Is there a characterization of hyperplane arrangement intersection posets? For a hyperplane arrangement $\mathcal{A}$ over a vector space $V$, we define its intersection poset, $L(\mathcal{A})$, as the set of all nonempty intersections of hyperplanes in $\mathcal{A}$ ordered by reverse inclusion. The empty intersection, $V$ itself, is the unique minimal element of $L(\mathcal{A})$.
It is known that $L(\mathcal{A})$ is a ranked meet-semilattice, and moreover, any interval $[x,y]$ in $L(\mathcal{A})$ is a geometric lattice. But these properties alone are not sufficient for some poset $P$ to be the intersection poset of a hyperplane arrangement. Consider the following poset:poset http://www.freeimagehosting.net/newuploads/b4quk.png
If this were the intersection poset of some arrangement, then $a$ would be parallel to $d$ and to $c$, $b$ would be parallel to $d$, and thus $b$ and $c$ would be parallel. But $b$ and $c$ have nonempty intersection, so this is nonsense.
Is there a known characterization of hyperplane arrangement intersection posets?
 A: Chapters 4 and 8 of Oriented Matroids
 By Anders Björner, Michel Las Vergnas, Bernd Sturmfels, Neil White, Gunter M. Ziegler 
reviews the big face lattice of oriented matroids, and when that is realizable as a hyperplane  arrangement.

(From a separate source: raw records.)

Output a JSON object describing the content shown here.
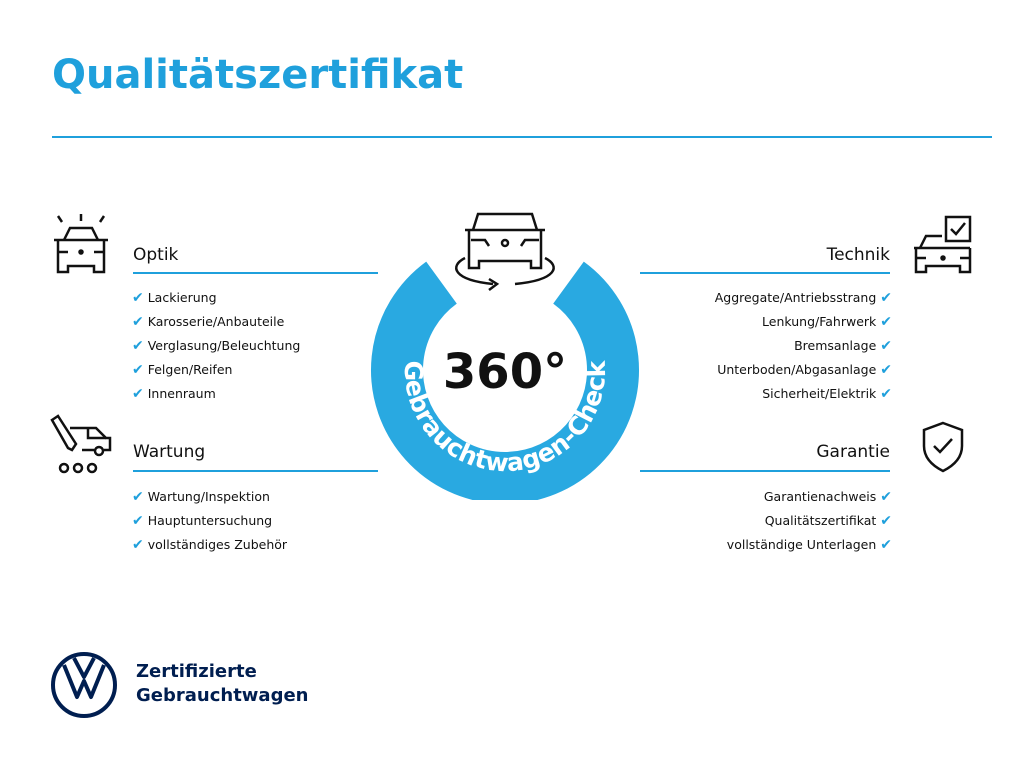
{
  "title": "Qualitätszertifikat",
  "colors": {
    "accent": "#1fa0dc",
    "brand_dark": "#001e50"
  },
  "center": {
    "number": "360°",
    "ring_text": "Gebrauchtwagen-Check",
    "icon": "car-rotate-icon"
  },
  "sections": {
    "optik": {
      "heading": "Optik",
      "icon": "car-lights-icon",
      "items": [
        "Lackierung",
        "Karosserie/Anbauteile",
        "Verglasung/Beleuchtung",
        "Felgen/Reifen",
        "Innenraum"
      ]
    },
    "wartung": {
      "heading": "Wartung",
      "icon": "service-van-tool-icon",
      "items": [
        "Wartung/Inspektion",
        "Hauptuntersuchung",
        "vollständiges Zubehör"
      ]
    },
    "technik": {
      "heading": "Technik",
      "icon": "car-checkbox-icon",
      "items": [
        "Aggregate/Antriebsstrang",
        "Lenkung/Fahrwerk",
        "Bremsanlage",
        "Unterboden/Abgasanlage",
        "Sicherheit/Elektrik"
      ]
    },
    "garantie": {
      "heading": "Garantie",
      "icon": "shield-check-icon",
      "items": [
        "Garantienachweis",
        "Qualitätszertifikat",
        "vollständige Unterlagen"
      ]
    }
  },
  "check_glyph": "✔",
  "brand": {
    "line1": "Zertifizierte",
    "line2": "Gebrauchtwagen",
    "logo": "VW"
  }
}
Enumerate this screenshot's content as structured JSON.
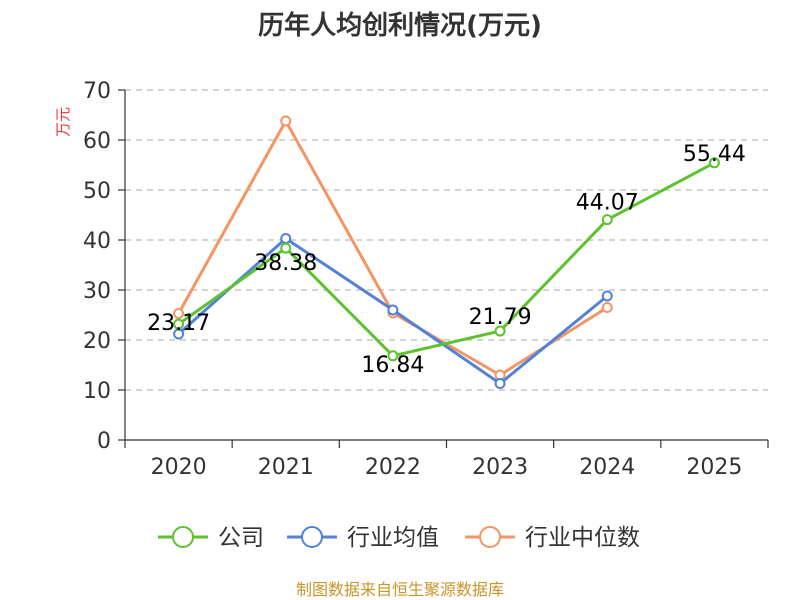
{
  "chart_data": {
    "type": "line",
    "title": "历年人均创利情况(万元)",
    "ylabel": "万元",
    "xlabel": "",
    "categories": [
      "2020",
      "2021",
      "2022",
      "2023",
      "2024",
      "2025"
    ],
    "ylim": [
      0,
      70
    ],
    "yticks": [
      0,
      10,
      20,
      30,
      40,
      50,
      60,
      70
    ],
    "grid": true,
    "legend_position": "bottom",
    "series": [
      {
        "name": "公司",
        "color": "#5cc22e",
        "values": [
          23.17,
          38.38,
          16.84,
          21.79,
          44.07,
          55.44
        ],
        "labels": [
          "23.17",
          "38.38",
          "16.84",
          "21.79",
          "44.07",
          "55.44"
        ]
      },
      {
        "name": "行业均值",
        "color": "#5082d8",
        "values": [
          21.2,
          40.3,
          26.0,
          11.3,
          28.8,
          null
        ]
      },
      {
        "name": "行业中位数",
        "color": "#f49563",
        "values": [
          25.3,
          63.8,
          25.4,
          13.0,
          26.5,
          null
        ]
      }
    ],
    "source": "制图数据来自恒生聚源数据库"
  }
}
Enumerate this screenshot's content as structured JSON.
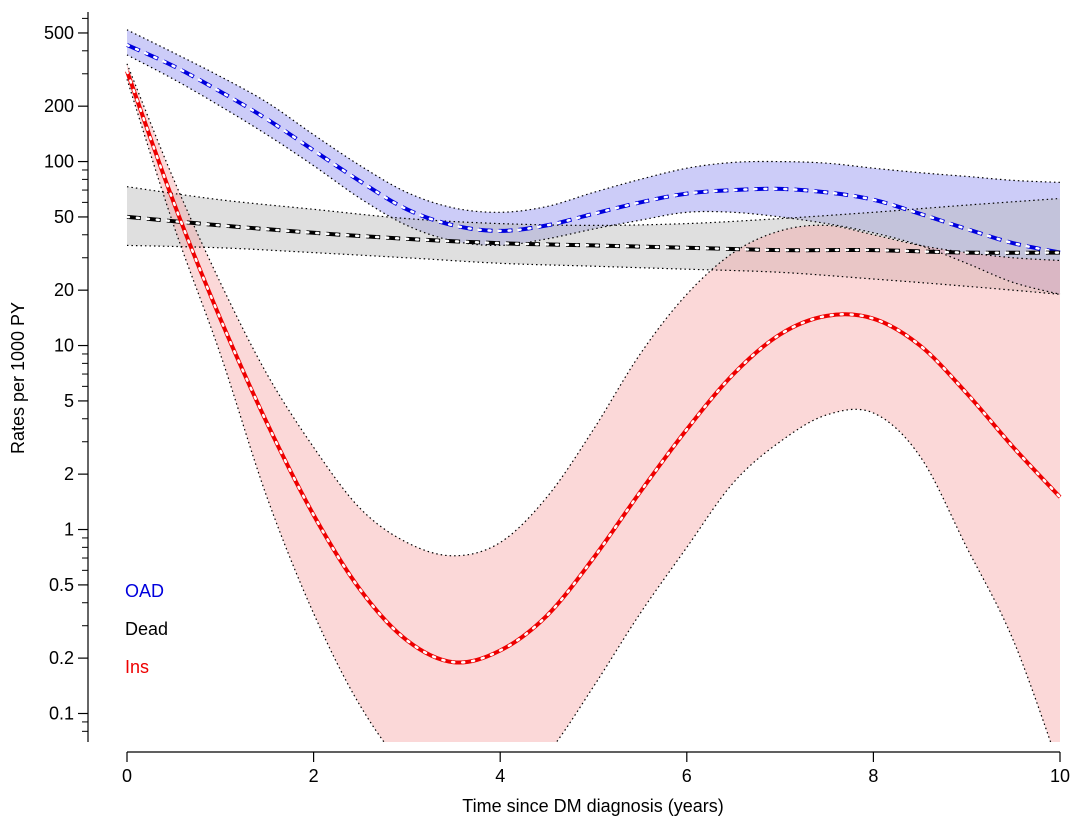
{
  "chart_data": {
    "type": "line",
    "xlabel": "Time since DM diagnosis (years)",
    "ylabel": "Rates per 1000 PY",
    "xlim": [
      0,
      10
    ],
    "ylim": [
      0.07,
      650
    ],
    "yscale": "log",
    "x_ticks": [
      0,
      2,
      4,
      6,
      8,
      10
    ],
    "y_ticks_labeled": [
      0.1,
      0.2,
      0.5,
      1,
      2,
      5,
      10,
      20,
      50,
      100,
      200,
      500
    ],
    "y_ticks_minor": [
      0.3,
      0.4,
      0.6,
      0.7,
      0.8,
      0.9,
      3,
      4,
      6,
      7,
      8,
      9,
      30,
      40,
      60,
      70,
      80,
      90,
      300,
      400
    ],
    "grid": false,
    "legend_position": "bottom-left",
    "series": [
      {
        "name": "OAD",
        "color": "#0000dd",
        "style": "dashed",
        "band_color": "#8f8ff0",
        "x": [
          0,
          0.5,
          1,
          1.5,
          2,
          2.5,
          3,
          3.5,
          4,
          4.5,
          5,
          5.5,
          6,
          6.5,
          7,
          7.5,
          8,
          8.5,
          9,
          9.5,
          10
        ],
        "y": [
          430,
          330,
          240,
          170,
          115,
          78,
          55,
          45,
          42,
          45,
          52,
          60,
          67,
          70,
          71,
          68,
          62,
          52,
          43,
          36,
          32
        ],
        "lower": [
          380,
          280,
          200,
          140,
          95,
          63,
          45,
          37,
          35,
          38,
          43,
          48,
          53,
          53,
          50,
          46,
          41,
          35,
          28,
          22,
          19
        ],
        "upper": [
          520,
          390,
          290,
          210,
          140,
          95,
          68,
          56,
          53,
          57,
          68,
          80,
          92,
          99,
          100,
          98,
          92,
          87,
          83,
          79,
          77
        ]
      },
      {
        "name": "Dead",
        "color": "#000000",
        "style": "dashed",
        "band_color": "#b9b9b9",
        "x": [
          0,
          1,
          2,
          3,
          4,
          5,
          6,
          7,
          8,
          9,
          10
        ],
        "y": [
          50,
          45,
          41,
          38,
          36,
          35,
          34,
          33,
          33,
          32,
          32
        ],
        "lower": [
          35,
          34,
          32,
          30,
          28,
          27,
          26,
          25,
          23,
          21,
          19
        ],
        "upper": [
          73,
          62,
          55,
          49,
          46,
          45,
          46,
          49,
          53,
          58,
          63
        ]
      },
      {
        "name": "Ins",
        "color": "#ee0000",
        "style": "solid",
        "band_color": "#f6a8a8",
        "x": [
          0,
          0.5,
          1,
          1.5,
          2,
          2.5,
          3,
          3.5,
          4,
          4.5,
          5,
          5.5,
          6,
          6.5,
          7,
          7.5,
          8,
          8.5,
          9,
          9.5,
          10
        ],
        "y": [
          310,
          60,
          14,
          3.8,
          1.2,
          0.47,
          0.25,
          0.19,
          0.22,
          0.34,
          0.7,
          1.6,
          3.5,
          7,
          11.5,
          14.5,
          14,
          10,
          5.5,
          2.8,
          1.5
        ],
        "lower": [
          280,
          45,
          9,
          1.5,
          0.35,
          0.11,
          0.05,
          0.03,
          0.035,
          0.06,
          0.14,
          0.35,
          0.8,
          1.8,
          3,
          4.2,
          4.3,
          2.5,
          0.8,
          0.25,
          0.05
        ],
        "upper": [
          340,
          80,
          22,
          7,
          2.8,
          1.3,
          0.85,
          0.72,
          0.85,
          1.5,
          3.5,
          9,
          19,
          32,
          42,
          45,
          40,
          35,
          32,
          30,
          29
        ]
      }
    ]
  }
}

Chapter 4 is self contained and I think you can skip to chapter 8 from there 
(unfortunately no e-book available) 
A: The intersection poset of a (not necessarily central) hyperplane arrangement is a geometric semi-lattice, as defined by Bjorner and Wachs, who show that every such poset is isomorphic to the subposet of $x \not \geq a$ of a geometric lattice and an atom a. This corresponds geometrically to putting the arrangement into projective space, and adding the hyperplane at infinity, which corresponds to $a$. I haven't looked at the definition, but I suspect your example above is not a geometric semi-lattice; if it were it should be "realizable" by an arrangement of pseudo-hyperplanes, but your argument shows it cannot. 
Given a geometric semi-lattice, it is realizable by an arrangement of affine hyperplanes if and only if the associated geometric lattice is realizable by linear hyperplanes, which is equivalent to the matroid-realizability question as Richard points out above. For this you need to specify a field - some lattices are realizable over $\mathbb C$ or over a finite field, but not over $\mathbb R$. Oriented matroids and arrangements of pseudo-spheres are relevant only to realizability over $\mathbb R$.